Volkswagen Polo Mk3 (6N)
1994–2001 · Utilitario
Motores: 1.0/1.4/1.6, 1.9 SDI/TDI
Precio usado orientativo: 800–2.500 €
Este coche ha bajado enteros con los años.
Si hay que quedarse con uno, el 1.4 de gasolina para ciudad o el 1.9 diésel para kilómetros; todos van de correa y con cambio manual, así que pide factura de la distribución. Prueba elevalunas y cerraduras, que dejan de funcionar con la edad, y en el TDI escucha el turbo y mira humo en frío. Descarta unidades de uso urbano muy castigadas y olvídate del GTI 16v si no aceptas buscar recambio específico.
El Polo de los noventa comparte plataforma y buena parte de las piezas con el Seat Ibiza de la misma época, lo que hoy facilita encontrar recambio. La gama va del 1.0 de gasolina al 1.9 diésel, con un GTI 16v que existe pero apenas se ve. Interior, ergonomía y seguridad son los de un utilitario de hace treinta años, no los de un Polo posterior.
Pros
- El 1.9 diésel cubre kilómetros de autovía con un mantenimiento de correa conocido por cualquier taller.
- Comparte piezas con el Ibiza de su época, así que el recambio es barato y aparece en los desguaces.
- El precio de entrada está entre los más bajos del mercado de ocasión.
- El tamaño encaja en ciudad y en los aparcamientos estrechos de los cascos antiguos.

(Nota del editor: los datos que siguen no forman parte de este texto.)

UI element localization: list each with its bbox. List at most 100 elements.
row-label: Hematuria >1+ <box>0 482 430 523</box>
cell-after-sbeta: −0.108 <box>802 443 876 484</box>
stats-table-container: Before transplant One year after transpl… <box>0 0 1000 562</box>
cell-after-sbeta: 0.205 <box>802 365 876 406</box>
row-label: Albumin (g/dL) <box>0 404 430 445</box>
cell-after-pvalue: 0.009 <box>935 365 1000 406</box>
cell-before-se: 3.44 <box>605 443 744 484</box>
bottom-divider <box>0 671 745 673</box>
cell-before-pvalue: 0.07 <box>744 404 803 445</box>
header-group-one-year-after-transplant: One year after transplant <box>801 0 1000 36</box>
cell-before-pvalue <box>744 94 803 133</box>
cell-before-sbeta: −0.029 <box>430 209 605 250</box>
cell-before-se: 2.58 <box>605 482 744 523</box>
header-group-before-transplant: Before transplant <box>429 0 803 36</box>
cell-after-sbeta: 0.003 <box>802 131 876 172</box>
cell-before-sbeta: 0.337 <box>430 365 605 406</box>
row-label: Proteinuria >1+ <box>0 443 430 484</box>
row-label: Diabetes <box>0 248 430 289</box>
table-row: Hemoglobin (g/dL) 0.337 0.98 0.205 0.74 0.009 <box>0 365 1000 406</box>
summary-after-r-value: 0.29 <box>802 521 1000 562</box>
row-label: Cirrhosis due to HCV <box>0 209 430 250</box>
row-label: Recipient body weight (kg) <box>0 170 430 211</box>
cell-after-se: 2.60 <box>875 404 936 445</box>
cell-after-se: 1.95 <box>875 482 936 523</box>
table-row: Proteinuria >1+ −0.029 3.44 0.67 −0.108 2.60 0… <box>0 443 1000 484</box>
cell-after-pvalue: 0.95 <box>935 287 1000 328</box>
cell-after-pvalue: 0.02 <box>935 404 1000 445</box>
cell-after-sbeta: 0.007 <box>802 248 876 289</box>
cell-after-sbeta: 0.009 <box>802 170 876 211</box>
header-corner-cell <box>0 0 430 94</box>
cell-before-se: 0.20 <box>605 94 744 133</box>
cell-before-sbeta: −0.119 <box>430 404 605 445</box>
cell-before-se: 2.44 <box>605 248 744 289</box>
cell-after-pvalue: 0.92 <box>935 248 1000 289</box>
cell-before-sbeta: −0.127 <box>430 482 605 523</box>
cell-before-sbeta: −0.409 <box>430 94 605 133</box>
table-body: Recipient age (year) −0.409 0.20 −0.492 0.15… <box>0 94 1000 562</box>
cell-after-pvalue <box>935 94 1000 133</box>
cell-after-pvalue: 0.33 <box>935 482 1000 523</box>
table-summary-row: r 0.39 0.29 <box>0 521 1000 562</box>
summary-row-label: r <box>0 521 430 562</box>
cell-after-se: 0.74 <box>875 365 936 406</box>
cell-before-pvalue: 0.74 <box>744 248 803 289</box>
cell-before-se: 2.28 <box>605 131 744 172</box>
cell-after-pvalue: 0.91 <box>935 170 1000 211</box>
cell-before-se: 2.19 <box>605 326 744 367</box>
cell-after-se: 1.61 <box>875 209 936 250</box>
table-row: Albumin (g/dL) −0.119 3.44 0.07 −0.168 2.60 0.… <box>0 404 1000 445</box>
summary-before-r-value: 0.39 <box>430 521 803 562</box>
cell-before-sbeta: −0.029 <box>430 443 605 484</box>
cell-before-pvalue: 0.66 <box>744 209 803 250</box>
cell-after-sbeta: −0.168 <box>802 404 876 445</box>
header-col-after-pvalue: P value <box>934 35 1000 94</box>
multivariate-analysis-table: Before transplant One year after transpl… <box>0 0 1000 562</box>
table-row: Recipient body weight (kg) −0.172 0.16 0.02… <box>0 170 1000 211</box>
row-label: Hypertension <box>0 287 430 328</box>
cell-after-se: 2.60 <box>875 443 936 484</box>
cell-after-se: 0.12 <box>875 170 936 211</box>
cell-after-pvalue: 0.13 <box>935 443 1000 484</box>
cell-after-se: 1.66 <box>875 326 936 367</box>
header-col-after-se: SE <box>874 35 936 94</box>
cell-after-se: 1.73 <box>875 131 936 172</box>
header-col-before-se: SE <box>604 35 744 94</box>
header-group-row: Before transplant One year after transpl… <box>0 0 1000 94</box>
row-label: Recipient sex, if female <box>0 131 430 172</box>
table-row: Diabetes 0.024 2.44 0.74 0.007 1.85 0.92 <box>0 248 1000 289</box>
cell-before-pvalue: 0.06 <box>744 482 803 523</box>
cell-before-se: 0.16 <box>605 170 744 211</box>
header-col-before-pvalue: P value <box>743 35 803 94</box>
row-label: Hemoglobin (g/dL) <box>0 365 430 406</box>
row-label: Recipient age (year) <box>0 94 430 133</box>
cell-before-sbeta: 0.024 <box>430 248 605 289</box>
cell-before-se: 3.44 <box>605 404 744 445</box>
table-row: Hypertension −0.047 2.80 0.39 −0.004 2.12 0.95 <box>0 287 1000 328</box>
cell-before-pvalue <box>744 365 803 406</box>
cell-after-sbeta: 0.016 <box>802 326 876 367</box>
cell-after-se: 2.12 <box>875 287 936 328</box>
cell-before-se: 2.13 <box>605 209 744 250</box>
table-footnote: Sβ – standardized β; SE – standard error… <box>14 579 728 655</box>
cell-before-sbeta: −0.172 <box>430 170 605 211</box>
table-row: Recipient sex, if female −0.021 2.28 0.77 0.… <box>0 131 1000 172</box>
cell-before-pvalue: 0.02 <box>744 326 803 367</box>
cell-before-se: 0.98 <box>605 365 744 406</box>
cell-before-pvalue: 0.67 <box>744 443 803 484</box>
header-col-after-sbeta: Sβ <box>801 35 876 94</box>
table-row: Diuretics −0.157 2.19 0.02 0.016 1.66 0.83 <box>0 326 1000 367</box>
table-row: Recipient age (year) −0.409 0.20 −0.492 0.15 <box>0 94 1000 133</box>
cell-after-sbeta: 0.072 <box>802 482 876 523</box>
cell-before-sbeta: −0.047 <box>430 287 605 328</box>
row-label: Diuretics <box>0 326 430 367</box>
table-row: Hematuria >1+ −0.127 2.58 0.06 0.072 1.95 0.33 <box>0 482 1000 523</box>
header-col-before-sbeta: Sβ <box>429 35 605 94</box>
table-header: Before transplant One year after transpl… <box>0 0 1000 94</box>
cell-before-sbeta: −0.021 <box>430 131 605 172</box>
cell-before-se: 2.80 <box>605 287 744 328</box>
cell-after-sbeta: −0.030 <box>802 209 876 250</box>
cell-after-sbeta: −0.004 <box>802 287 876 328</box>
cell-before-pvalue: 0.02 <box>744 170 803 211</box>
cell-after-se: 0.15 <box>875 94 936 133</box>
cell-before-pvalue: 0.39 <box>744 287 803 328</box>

- La distribución es de correa por intervalo, así que el mantenimiento es previsible si hay papeles.
Contras
- El interior es de los noventa en materiales, ergonomía y seguridad pasiva.
- Muchas unidades llevan una vida urbana dura, de trayectos cortos de ida y vuelta al trabajo.
- El GTI 16v es minoritario y su recambio específico escasea frente al del resto de la gama.
- No hay cambio automático en la gama, así que toda la oferta es de palanca manual.
Problemas habituales a vigilar
- En el 1.9 TDI, los inyectores y el turbo se resienten cuando el kilometraje o el uso urbano se han estirado.
- Los elevalunas y las cerraduras fallan con la edad y dejan de subir las ventanillas o de cerrar.
- El embrague se desgasta en las unidades de uso urbano intenso, que son la mayoría de las que quedan.
Cómo ha envejecido
Ha perdido algo más de un punto porque es un utilitario de treinta años, con la seguridad de su época y un mercado que ya mira a generaciones posteriores. Un 1.4 o un diésel con papeles sigue siendo transporte barato y reparable en cualquier taller; una unidad urbana destrozada no justifica ni el viaje para verla.